Los estudios preoperatorios previos a la reparación, como las flebografías y el Eco-doppler, se usan para detectar si existe algún tipo de estenosis y determinar la conducta definitiva, aunque la realización de las pruebas diagnósticas invasivas no suele utilizarse de forma rutinaria antes de la confección de una fístula arterio-venosa. De ahí que se utilizó para el diagnóstico el Eco-doppler como método no invasivo en este caso.7,10
El tratamiento de los aneurismas venosos yuxta-anastomóticos se encamina a determinar el compromiso de la anastomosis arteriovenosa en cuanto a que se encuentre incluida en esta dilatación. Esto es difícil de determinar de forma precisa en los estudios previos a la intervención y se corrobora en ocasiones durante la cirugía. Por tanto, quirúrgicamente se debe rehacer la anastomosis y realizar los tratamientos sustitutivos de la pared dilatada o endovasculares. Finalmente, se elimina esta dilatación al restablecer el acceso vascular.
En ocasiones estos aneurismas venosos yuxta-anastomóticos se asocian a estenosis del flujo de salida y se combinan con tratamiento endovascular para dilatar las estenosis y con stents recubiertos para tratar los aneurismas. Además, después de una aneurismectomía parcial se les ha realizado a los pacientes un tratamiento endovascular, por presentar estenosis posterior a la cirugía.8) En la paciente de este caso se realizó la aneurismectomía con la colocación de prótesis vascular por no contar con venas disponibles en ese momento, debido múltiples accesos previos.

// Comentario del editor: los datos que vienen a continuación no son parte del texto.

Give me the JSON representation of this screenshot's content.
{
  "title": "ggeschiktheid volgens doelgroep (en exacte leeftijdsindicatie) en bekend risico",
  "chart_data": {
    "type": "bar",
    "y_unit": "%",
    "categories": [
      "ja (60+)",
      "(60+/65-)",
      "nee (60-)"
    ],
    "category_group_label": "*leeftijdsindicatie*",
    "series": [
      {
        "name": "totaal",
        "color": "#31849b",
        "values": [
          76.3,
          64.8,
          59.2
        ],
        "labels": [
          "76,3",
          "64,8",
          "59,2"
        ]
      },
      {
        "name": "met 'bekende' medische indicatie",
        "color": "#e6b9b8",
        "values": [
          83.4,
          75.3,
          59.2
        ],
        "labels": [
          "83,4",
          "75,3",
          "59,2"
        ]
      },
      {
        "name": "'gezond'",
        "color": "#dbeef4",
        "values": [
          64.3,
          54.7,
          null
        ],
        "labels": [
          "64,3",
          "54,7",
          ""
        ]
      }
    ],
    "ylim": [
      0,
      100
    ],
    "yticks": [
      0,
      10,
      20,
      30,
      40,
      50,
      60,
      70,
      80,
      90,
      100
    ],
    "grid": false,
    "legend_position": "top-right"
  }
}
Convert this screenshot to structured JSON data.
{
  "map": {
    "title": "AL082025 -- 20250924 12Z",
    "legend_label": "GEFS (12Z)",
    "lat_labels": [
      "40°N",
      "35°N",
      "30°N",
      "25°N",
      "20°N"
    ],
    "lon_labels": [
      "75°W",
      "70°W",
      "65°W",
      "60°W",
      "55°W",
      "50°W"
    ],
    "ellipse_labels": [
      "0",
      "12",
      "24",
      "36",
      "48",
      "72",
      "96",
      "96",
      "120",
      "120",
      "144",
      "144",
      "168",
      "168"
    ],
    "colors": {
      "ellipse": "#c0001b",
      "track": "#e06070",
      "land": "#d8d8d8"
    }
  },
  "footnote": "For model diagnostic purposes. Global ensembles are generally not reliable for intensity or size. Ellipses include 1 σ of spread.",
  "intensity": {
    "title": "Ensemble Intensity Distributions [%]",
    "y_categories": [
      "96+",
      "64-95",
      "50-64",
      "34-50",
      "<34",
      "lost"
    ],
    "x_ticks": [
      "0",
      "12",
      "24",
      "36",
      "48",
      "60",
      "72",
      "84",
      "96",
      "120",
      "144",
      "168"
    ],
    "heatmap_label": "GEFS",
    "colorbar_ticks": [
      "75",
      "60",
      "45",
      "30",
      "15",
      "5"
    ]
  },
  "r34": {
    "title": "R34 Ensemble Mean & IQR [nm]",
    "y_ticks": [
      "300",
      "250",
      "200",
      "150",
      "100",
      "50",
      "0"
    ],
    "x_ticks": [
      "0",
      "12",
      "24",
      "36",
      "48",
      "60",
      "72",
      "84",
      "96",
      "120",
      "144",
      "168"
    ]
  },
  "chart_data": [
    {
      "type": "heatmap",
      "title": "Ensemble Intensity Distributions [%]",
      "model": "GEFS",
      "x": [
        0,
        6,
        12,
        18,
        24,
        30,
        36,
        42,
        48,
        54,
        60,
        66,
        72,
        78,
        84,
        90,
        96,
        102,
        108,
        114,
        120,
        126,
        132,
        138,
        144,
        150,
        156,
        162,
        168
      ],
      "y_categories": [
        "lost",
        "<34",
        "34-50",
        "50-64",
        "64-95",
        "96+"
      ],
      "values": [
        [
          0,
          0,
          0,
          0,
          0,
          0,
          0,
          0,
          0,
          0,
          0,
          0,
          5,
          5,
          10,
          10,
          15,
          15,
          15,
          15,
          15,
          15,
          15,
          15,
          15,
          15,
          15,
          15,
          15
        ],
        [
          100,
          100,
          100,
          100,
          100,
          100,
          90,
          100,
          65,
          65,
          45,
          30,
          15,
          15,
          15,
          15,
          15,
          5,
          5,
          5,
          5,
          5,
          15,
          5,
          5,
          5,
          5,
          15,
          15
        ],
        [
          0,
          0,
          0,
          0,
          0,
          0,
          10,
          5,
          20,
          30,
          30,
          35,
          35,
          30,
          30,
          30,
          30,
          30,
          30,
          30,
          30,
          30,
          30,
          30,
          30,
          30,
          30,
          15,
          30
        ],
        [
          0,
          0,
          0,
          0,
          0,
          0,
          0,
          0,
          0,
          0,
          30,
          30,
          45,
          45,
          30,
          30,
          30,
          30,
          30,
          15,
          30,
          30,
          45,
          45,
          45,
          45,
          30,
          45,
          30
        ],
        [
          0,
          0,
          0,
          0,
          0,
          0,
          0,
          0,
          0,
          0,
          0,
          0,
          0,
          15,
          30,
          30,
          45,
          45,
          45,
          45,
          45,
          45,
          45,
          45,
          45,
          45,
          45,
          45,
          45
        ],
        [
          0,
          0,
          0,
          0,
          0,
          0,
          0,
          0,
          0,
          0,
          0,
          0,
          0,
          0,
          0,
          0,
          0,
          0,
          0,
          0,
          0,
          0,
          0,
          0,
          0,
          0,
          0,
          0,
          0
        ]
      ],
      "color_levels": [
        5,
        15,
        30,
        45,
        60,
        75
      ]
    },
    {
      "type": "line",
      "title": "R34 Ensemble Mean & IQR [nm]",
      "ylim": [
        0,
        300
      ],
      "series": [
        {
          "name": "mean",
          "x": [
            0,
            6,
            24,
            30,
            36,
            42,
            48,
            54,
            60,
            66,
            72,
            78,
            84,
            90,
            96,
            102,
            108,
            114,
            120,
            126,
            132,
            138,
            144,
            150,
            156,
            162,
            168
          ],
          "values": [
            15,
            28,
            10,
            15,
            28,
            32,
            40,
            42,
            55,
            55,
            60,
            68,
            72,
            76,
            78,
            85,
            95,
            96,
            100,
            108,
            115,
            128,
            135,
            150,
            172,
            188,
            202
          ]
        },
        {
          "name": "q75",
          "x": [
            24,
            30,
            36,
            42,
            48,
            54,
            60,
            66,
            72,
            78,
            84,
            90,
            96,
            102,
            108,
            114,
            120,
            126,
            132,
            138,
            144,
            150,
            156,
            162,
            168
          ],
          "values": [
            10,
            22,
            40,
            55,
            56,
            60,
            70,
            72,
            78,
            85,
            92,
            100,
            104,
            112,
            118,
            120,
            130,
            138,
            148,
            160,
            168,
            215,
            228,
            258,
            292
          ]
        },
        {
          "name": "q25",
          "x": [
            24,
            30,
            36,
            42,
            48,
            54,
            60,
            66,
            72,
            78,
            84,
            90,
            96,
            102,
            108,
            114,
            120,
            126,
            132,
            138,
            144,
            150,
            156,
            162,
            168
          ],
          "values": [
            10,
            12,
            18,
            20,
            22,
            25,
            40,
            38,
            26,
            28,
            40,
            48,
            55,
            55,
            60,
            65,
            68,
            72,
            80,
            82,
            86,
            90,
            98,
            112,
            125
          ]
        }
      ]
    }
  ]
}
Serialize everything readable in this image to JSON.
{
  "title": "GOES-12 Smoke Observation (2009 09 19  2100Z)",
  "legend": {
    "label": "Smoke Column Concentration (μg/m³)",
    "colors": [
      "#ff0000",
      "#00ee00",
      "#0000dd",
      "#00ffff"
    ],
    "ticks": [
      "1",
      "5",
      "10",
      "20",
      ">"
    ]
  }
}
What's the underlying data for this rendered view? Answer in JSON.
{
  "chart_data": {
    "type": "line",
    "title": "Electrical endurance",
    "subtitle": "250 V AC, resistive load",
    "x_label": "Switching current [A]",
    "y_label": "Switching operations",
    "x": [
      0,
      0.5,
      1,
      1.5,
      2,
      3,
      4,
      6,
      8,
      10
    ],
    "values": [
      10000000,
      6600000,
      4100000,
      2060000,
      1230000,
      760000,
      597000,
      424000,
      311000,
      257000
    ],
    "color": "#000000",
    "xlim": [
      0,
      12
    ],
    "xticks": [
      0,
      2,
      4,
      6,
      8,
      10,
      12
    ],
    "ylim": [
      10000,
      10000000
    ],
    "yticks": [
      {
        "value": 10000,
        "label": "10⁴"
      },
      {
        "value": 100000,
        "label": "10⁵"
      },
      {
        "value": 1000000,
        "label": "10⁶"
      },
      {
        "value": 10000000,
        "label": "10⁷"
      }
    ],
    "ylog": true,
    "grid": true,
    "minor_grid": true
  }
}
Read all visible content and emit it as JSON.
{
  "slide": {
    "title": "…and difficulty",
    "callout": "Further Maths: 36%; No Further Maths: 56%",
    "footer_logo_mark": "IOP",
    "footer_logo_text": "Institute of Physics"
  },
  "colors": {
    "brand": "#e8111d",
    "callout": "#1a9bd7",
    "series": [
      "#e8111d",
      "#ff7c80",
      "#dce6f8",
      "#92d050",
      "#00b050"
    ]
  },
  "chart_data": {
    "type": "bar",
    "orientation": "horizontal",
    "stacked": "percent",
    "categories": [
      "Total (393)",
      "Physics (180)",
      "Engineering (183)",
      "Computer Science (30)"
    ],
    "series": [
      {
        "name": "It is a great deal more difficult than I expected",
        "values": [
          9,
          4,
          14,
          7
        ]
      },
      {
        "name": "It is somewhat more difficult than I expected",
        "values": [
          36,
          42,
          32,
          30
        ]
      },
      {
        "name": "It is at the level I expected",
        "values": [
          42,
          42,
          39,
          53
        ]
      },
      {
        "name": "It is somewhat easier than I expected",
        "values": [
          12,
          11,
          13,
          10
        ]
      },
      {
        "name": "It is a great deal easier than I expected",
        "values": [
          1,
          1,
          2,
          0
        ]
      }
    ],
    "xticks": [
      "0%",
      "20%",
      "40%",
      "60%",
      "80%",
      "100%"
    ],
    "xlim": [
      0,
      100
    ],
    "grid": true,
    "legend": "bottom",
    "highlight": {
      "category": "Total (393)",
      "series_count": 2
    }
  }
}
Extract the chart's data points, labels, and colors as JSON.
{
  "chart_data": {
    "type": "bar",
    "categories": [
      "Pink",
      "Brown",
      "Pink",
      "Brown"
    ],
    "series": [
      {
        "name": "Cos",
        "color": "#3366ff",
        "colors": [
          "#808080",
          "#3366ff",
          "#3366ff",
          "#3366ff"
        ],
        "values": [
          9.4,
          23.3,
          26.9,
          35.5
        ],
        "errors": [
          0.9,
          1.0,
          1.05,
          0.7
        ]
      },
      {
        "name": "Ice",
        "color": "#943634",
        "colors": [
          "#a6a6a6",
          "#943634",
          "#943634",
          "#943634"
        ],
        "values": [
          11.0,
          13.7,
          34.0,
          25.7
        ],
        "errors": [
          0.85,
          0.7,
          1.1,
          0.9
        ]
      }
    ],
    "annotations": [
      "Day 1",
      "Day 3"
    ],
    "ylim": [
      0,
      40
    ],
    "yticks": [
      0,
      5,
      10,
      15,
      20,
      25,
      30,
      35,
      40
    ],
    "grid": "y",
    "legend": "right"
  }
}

Hay autores que plantean que cuando la dilatación afecta a la anastomosis arterio-venosa o a la arteria se hace una resección del aneurisma e interposición venosa o la plicatura aislada, pero esta última se ha observado que termina en una recurrencia precoz del aneurisma en algunos casos. Algunos cirujanos usan las prótesis arteriales, aunque otros señalan que la plastia venosa y aneurismectomía parcial en el tratamiento, por ofrecer la posibilidad de preservar el acceso autólogo y evitar utilizar otros vasos para hemodiálisis, aumentan la vida media de la fístula.7,8,9,10
Existen procedimientos que conservan y emplean la pared de la vena ya engrosada, al tiempo que eliminan el aneurisma. Por esta razón, la recurrencia del aneurisma es poco común en sus pacientes y especialmente en individuos jóvenes en los que la conservación de una fístula arterio-venosa nativa funcional resulta de gran beneficio.11
Conclusiones
Los procederes de reparación de las complicaciones de las fístulas arterio venosas son muy importantes para seguir utilizando este acceso vascular una vez reparado quirúrgicamente. La reparación de la fístula arterio-venosa como vía de acceso para la hemodiálisis fue satisfactoria en cuanto a su funcionabilidad y utilización.